The group’s EBITDA fell 18% year-on-year to $517.29m (AED1.9bn) reflecting weaker revenues as well as higher operating expenses within the oil and gas business.
As a result of the significant and prolonged effects of COVID-19 on oil demand – and in line with its peers – the group reduced its 2020 and 2021 oil price assumptions, requiring a write down of the group’s carrying amounts of certain oil-specific assets with a post-tax, bottom-line impact of $408.38m (AED1.5bn).
The loss attributable to TAQA’s shareholders for Q1 2020 was $462.84m (AED1.7bn) driven by these impairment charges.
TAQA’s liquidity as at quarter-end remained strong at $3.24bn (AED11.9bn), including $707.8m (AED2.6bn) in cash and cash equivalents, and $2.53bn (AED9.3bn) of undrawn credit facilities.
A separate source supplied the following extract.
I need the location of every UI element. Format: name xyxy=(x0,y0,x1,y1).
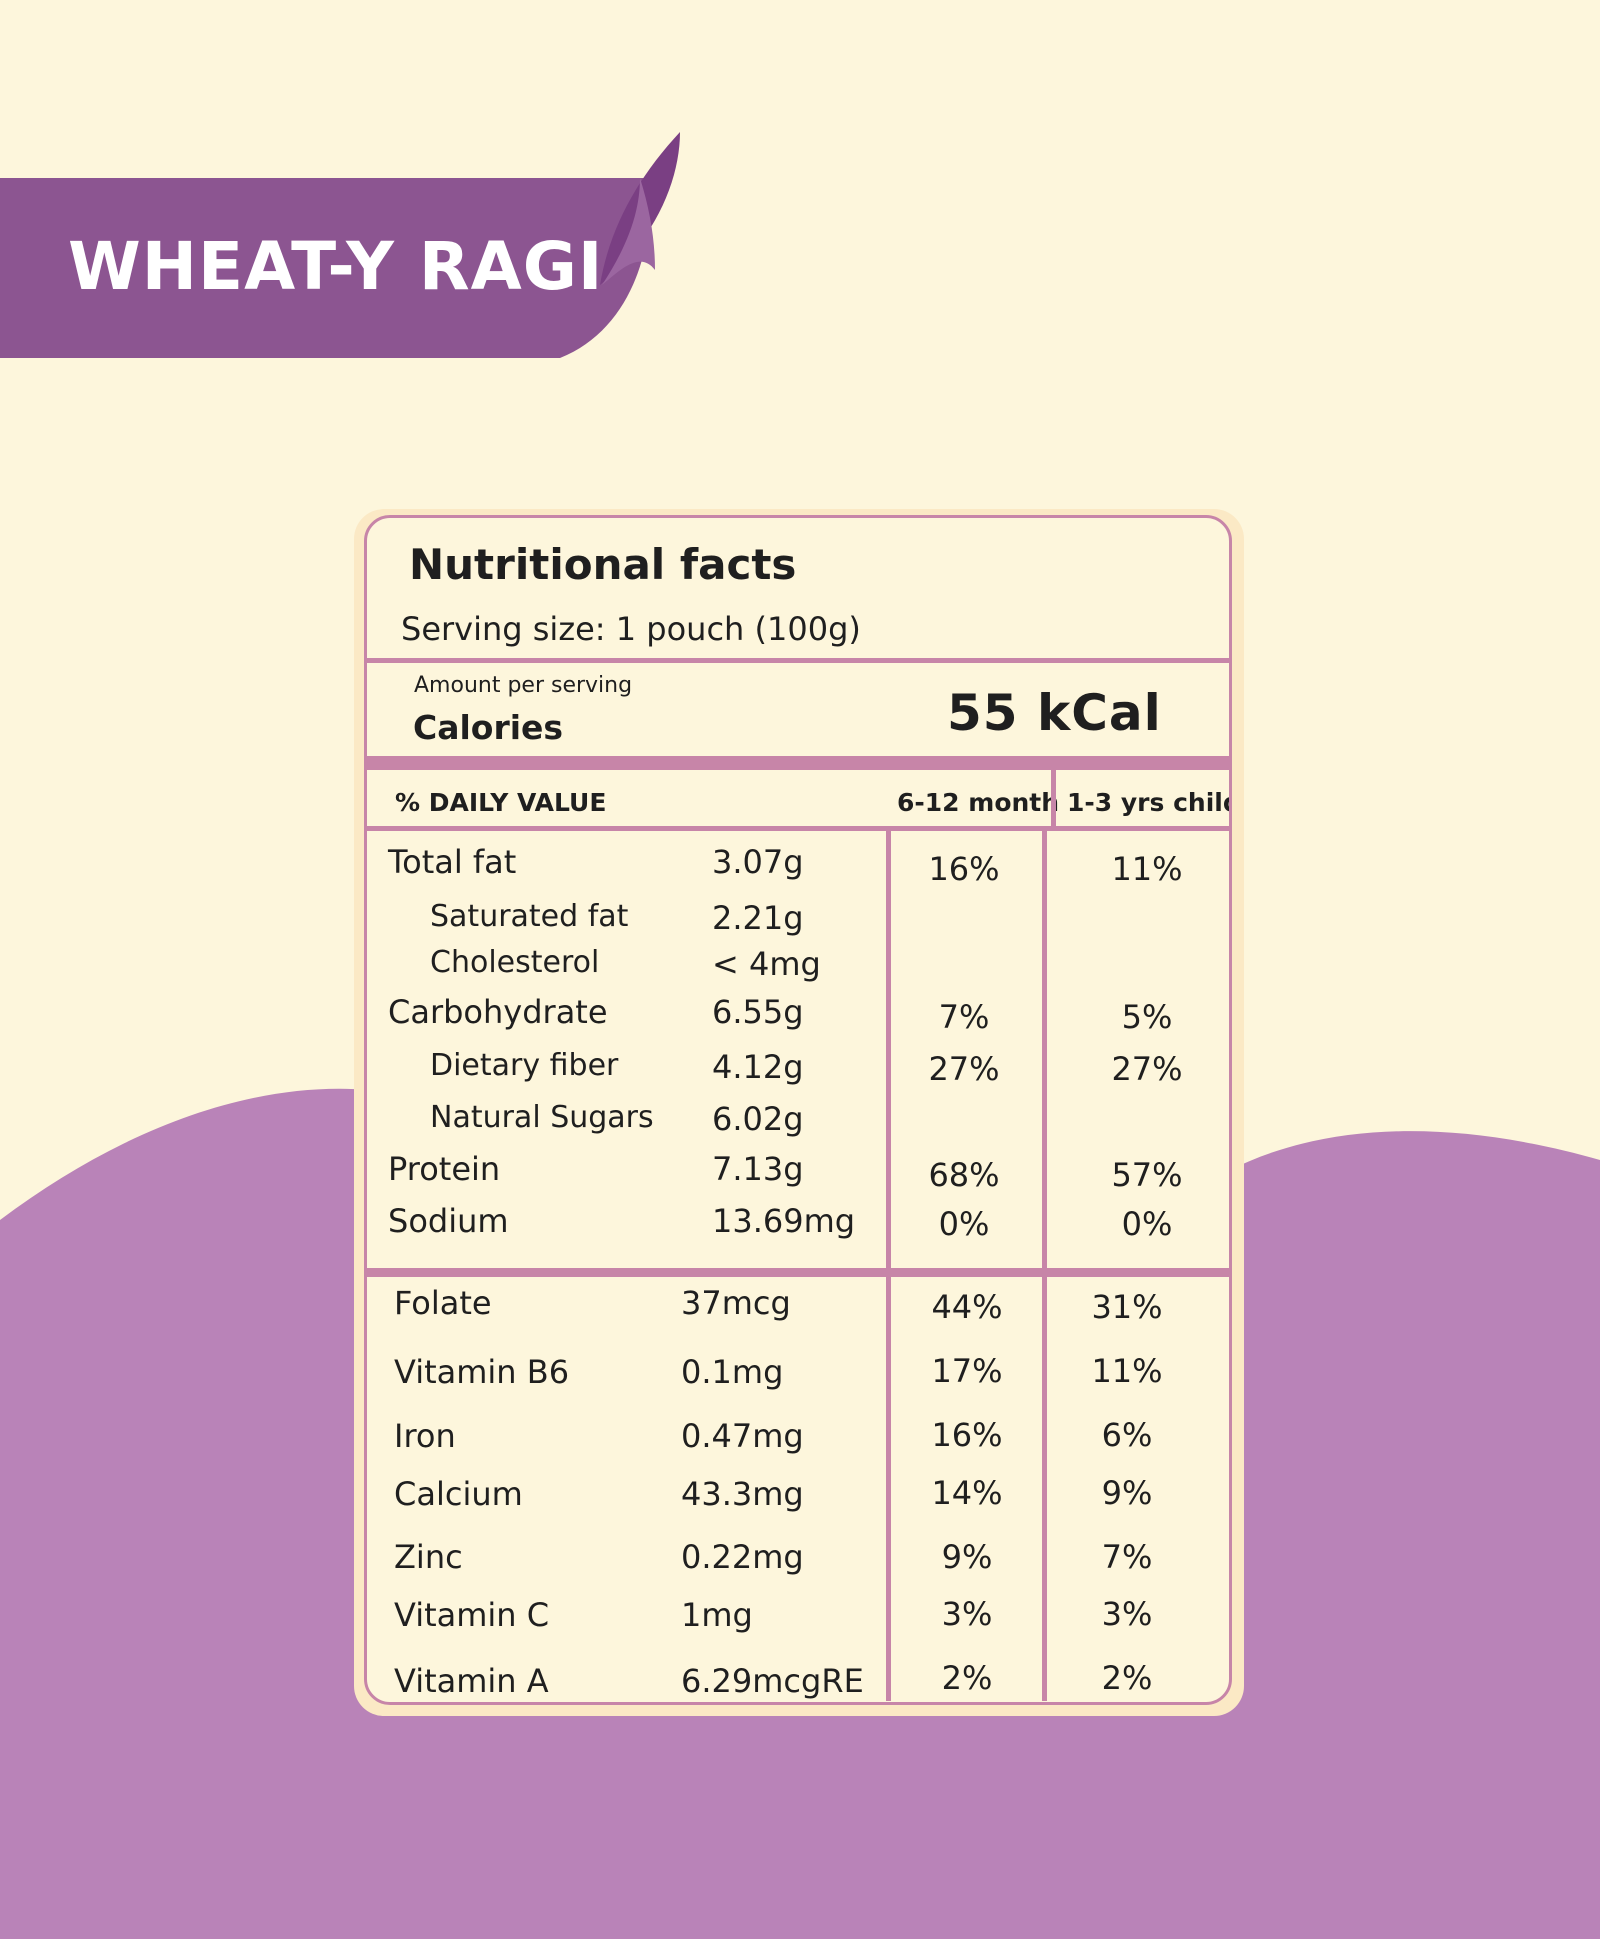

Despite the challenging start to the year, TAQA is looking ahead and is well positioned to continue benefiting from stable revenue streams.
The transaction to transfer the majority of Abu Dhabi Power Corporation’s (ADPower) water and electricity generation, transmission and distribution assets to TAQA – which was approved earlier in April by TAQA’s shareholders – remains scheduled to close in Q3 2020.
Once the transaction completes, TAQA will be a Top-10 integrated utilities player in the EMEA region by regulated assets and one of the largest publicly listed companies in the UAE, based on market capitalisation.
TAQA will generate recurring, stable income, with more than 85% of its revenues and EBITDA coming from regulated and long-term contracted businesses, supplemented by oil and gas assets.
The Group will have a stronger long-term capital structure, which is expected to enable sustainable dividend distributions to shareholders, as well as the financial firepower for new investments, both to enhance efficiency and to expand through new ventures.
Commenting on the group’s Q1 2020 earnings, TAQA CEO Saeed Al Dhaheri said: “Our results continue to demonstrate the value of a stable power and water business in a low and volatile commodity price environment.
“Nonetheless, the advent of the COVID-19 pandemic has weakened demand across multiple sectors globally, impacting our results for the quarter, as for many others, with exposure to the oil and gas sector.
“As we look to close the landmark transaction with ADPower in the upcoming weeks, TAQA will not only become a fully integrated utility, but will benefit from the financial strength to lead the UAE’s power and water sector transformation.”